Insecticide resistance can have troubling costs for insects. What happens when resistant insects start rejecting potential mates? Will the population revert back to susceptibility? Not necessarily. Read on to find out more about a unique, unintended consequence of behavioral insecticide resistance in a common urban pest. Previously, Bug Lessons mentioned how insecticide resistant German cockroaches started to avoid glucose (a type of sugar). Sugary, sweet baits used for managing these insects are also insecticidal. By avoiding sugar, the cockroaches ultimately also avoid the bait. Now, researchers have discovered that female cockroaches that avoid glucose (GA-females) often reject males attempting to mate. WHAT DOES SUGAR HAVE TO DO WITH COCKROACH MATING? Nuptial gifts are small “treats” that animals give to one another to help increase their chance of mating. (Think about that next time your partner gives you a box of chocolates.) This “gift-giving” practice is common in the insect world. For German cockroaches, males present females with a nuptial gift of body secretions that contain sugars and fats. This gift holds the female’s attention long enough for the males to mate.

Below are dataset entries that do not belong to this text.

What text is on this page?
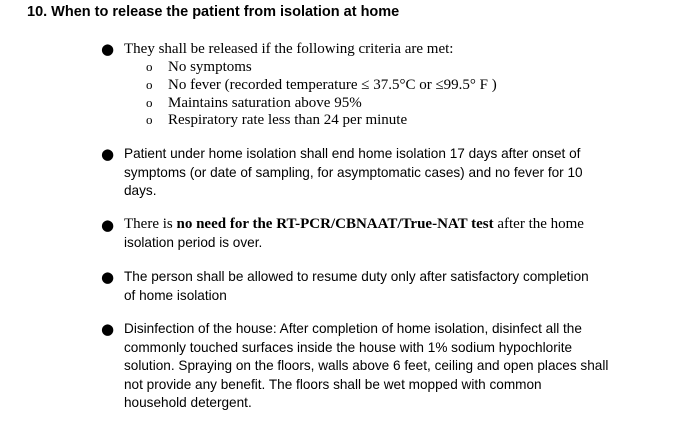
10. When to release the patient from isolation at home
● They shall be released if the following criteria are met:
o No symptoms
o No fever (recorded temperature ≤ 37.5°C or ≤99.5° F )
o Maintains saturation above 95%
o Respiratory rate less than 24 per minute
● Patient under home isolation shall end home isolation 17 days after onset of
symptoms (or date of sampling, for asymptomatic cases) and no fever for 10
days.
● There is no need for the RT-PCR/CBNAAT/True-NAT test after the home
isolation period is over.
● The person shall be allowed to resume duty only after satisfactory completion
of home isolation
● Disinfection of the house: After completion of home isolation, disinfect all the
commonly touched surfaces inside the house with 1% sodium hypochlorite
solution. Spraying on the floors, walls above 6 feet, ceiling and open places shall
not provide any benefit. The floors shall be wet mopped with common
household detergent.
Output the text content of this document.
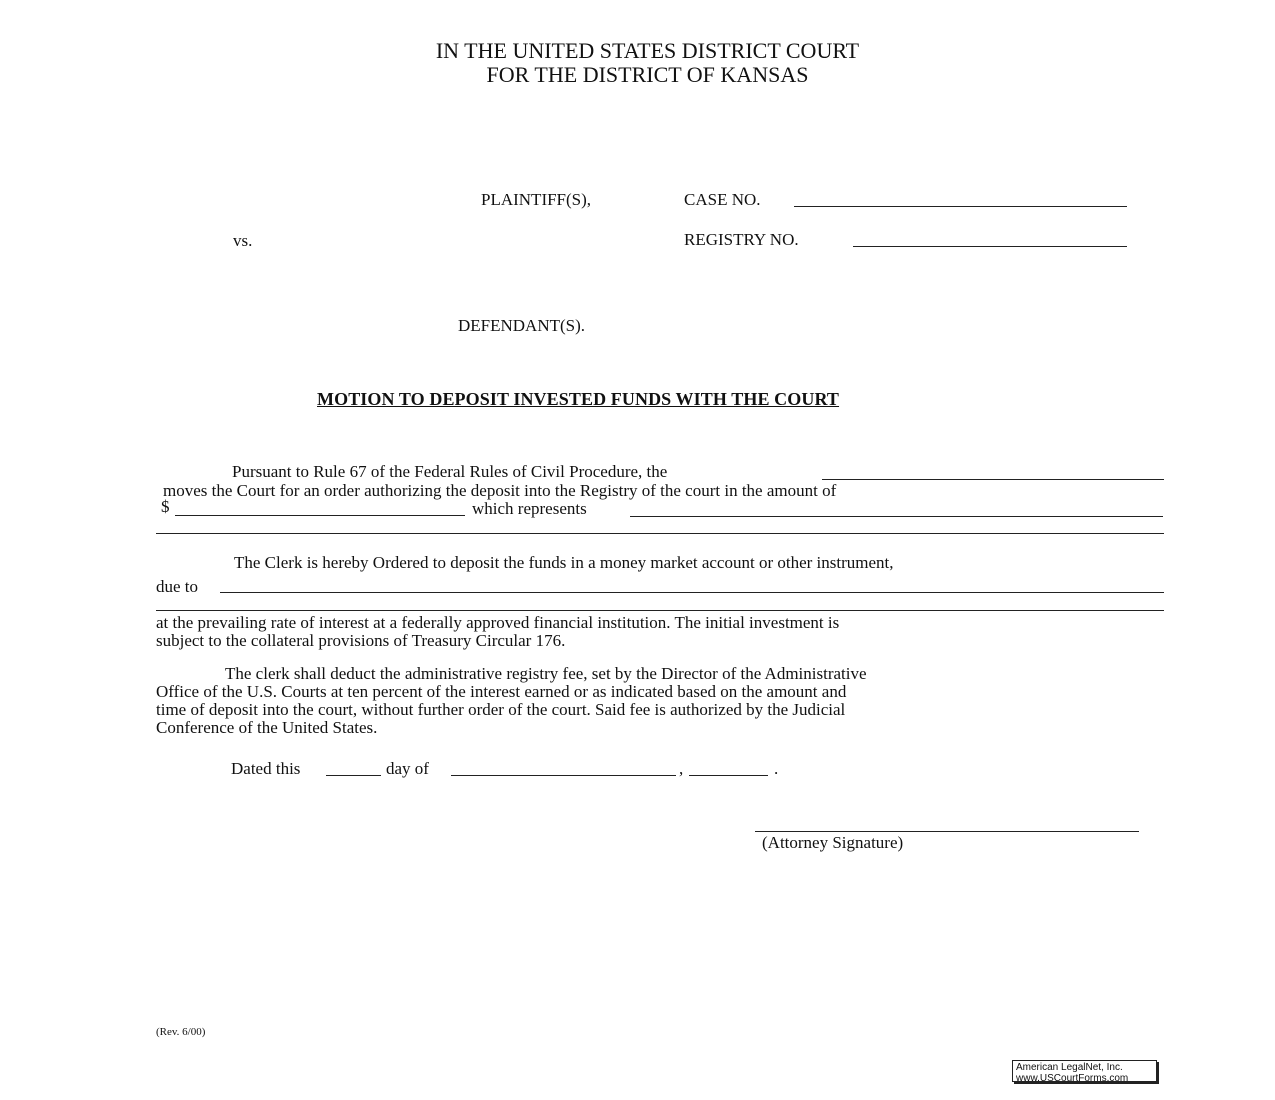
IN THE UNITED STATES DISTRICT COURT
FOR THE DISTRICT OF KANSAS
PLAINTIFF(S),	CASE NO.
vs.	REGISTRY NO.
DEFENDANT(S).
MOTION TO DEPOSIT INVESTED FUNDS WITH THE COURT
Pursuant to Rule 67 of the Federal Rules of Civil Procedure, the
moves the Court for an order authorizing the deposit into the Registry of the court in the amount of
$	which represents
The Clerk is hereby Ordered to deposit the funds in a money market account or other instrument,
due to
at the prevailing rate of interest at a federally approved financial institution. The initial investment is
subject to the collateral provisions of Treasury Circular 176.
The clerk shall deduct the administrative registry fee, set by the Director of the Administrative
Office of the U.S. Courts at ten percent of the interest earned or as indicated based on the amount and
time of deposit into the court, without further order of the court. Said fee is authorized by the Judicial
Conference of the United States.
Dated this	day of	,	.
(Attorney Signature)
(Rev. 6/00)
American LegalNet, Inc.
www.USCourtForms.com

However, the nuptial gift that males provide to females contains sugar. Researchers noticed that GA-females turn down the nuptial gift presented to them by most males. As a result, they are rejecting successful mating too. This is counter to what we would expect, since most insects must mate to survive. Why do these females reject the gift, especially since the sugars in the male nuptial gifts are not glucose? SOLVING THE PUZZLE To understand why females were leaving mating events early, researchers started matching up different pairs of cockroaches and observed what happened. Females that avoid glucose most often avoided mating with normal males. (Normal males do not avoid glucose.) However, GA-females feeding on nuptial gifts from males that also avoid glucose (GA-males) did not interrupt mating as quickly.

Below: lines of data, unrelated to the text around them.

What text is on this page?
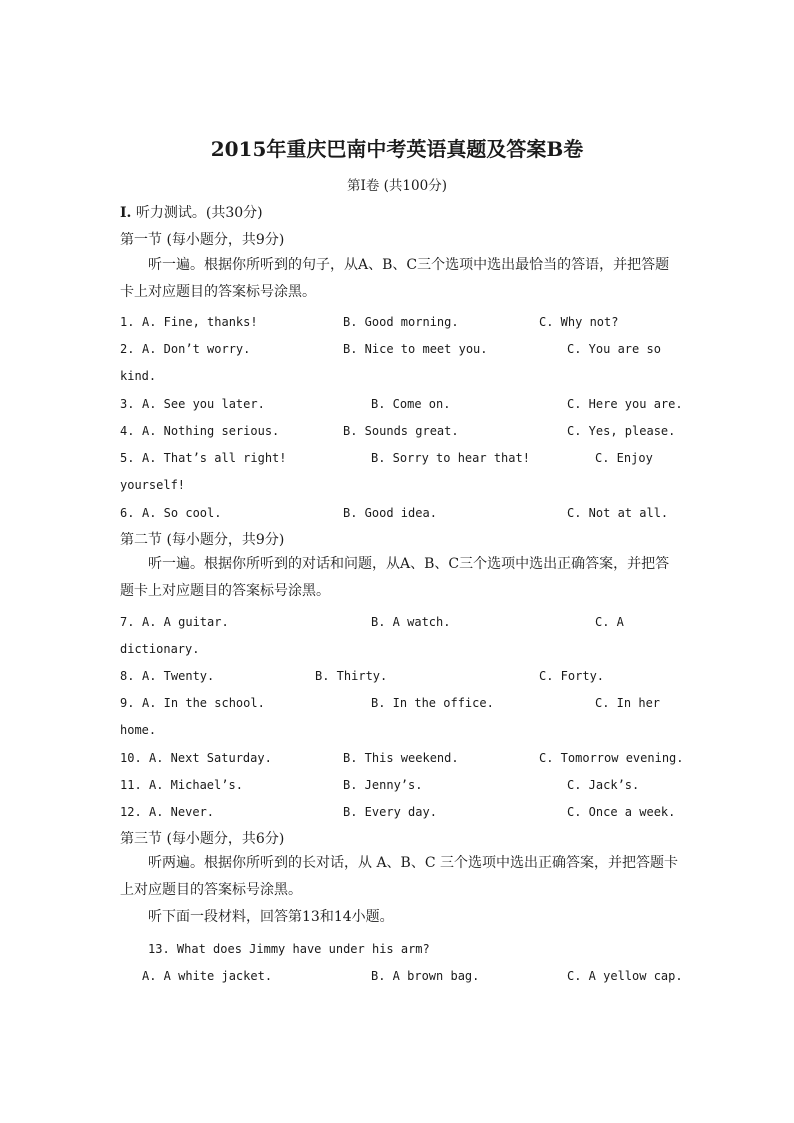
2015年重庆巴南中考英语真题及答案B卷
第Ⅰ卷 (共100分)
I. 听力测试。(共30分)
第一节 (每小题分，共9分)
听一遍。根据你所听到的句子，从A、B、C三个选项中选出最恰当的答语，并把答题卡上对应题目的答案标号涂黑。
1. A. Fine, thanks!	B. Good morning.	C. Why not?
2. A. Don’t worry.	B. Nice to meet you.	C. You are so
kind.
3. A. See you later.	B. Come on.	C. Here you are.
4. A. Nothing serious.	B. Sounds great.	C. Yes, please.
5. A. That’s all right!	B. Sorry to hear that!	C. Enjoy
yourself!
6. A. So cool.	B. Good idea.	C. Not at all.
第二节 (每小题分，共9分)
听一遍。根据你所听到的对话和问题，从A、B、C三个选项中选出正确答案，并把答题卡上对应题目的答案标号涂黑。
7. A. A guitar.	B. A watch.	C. A
dictionary.
8. A. Twenty.	B. Thirty.	C. Forty.
9. A. In the school.	B. In the office.	C. In her
home.
10. A. Next Saturday.	B. This weekend.	C. Tomorrow evening.
11. A. Michael’s.	B. Jenny’s.	C. Jack’s.
12. A. Never.	B. Every day.	C. Once a week.
第三节 (每小题分，共6分)
听两遍。根据你所听到的长对话，从 A、B、C 三个选项中选出正确答案，并把答题卡上对应题目的答案标号涂黑。
听下面一段材料，回答第13和14小题。
13. What does Jimmy have under his arm?
A. A white jacket.	B. A brown bag.	C. A yellow cap.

FINAL THOUGHTS The insecticides we use for pest management can affect both the behavior and physiology of insect populations. We need to understand exactly how we are modifying populations with insecticides because unintended consequences that make pest management more difficult can occur. According to Dr. Coby Schal, an author on the study, “We are constantly in an evolutionary battle with cockroaches. Evolution can be sped up tremendously in the urban, human environment because the selection force imposed on insects, especially inside homes, is so intense.” This study provides yet another timely reminder of the importance of science-based pest management to delay insecticide resistance and other possible unintended consequences.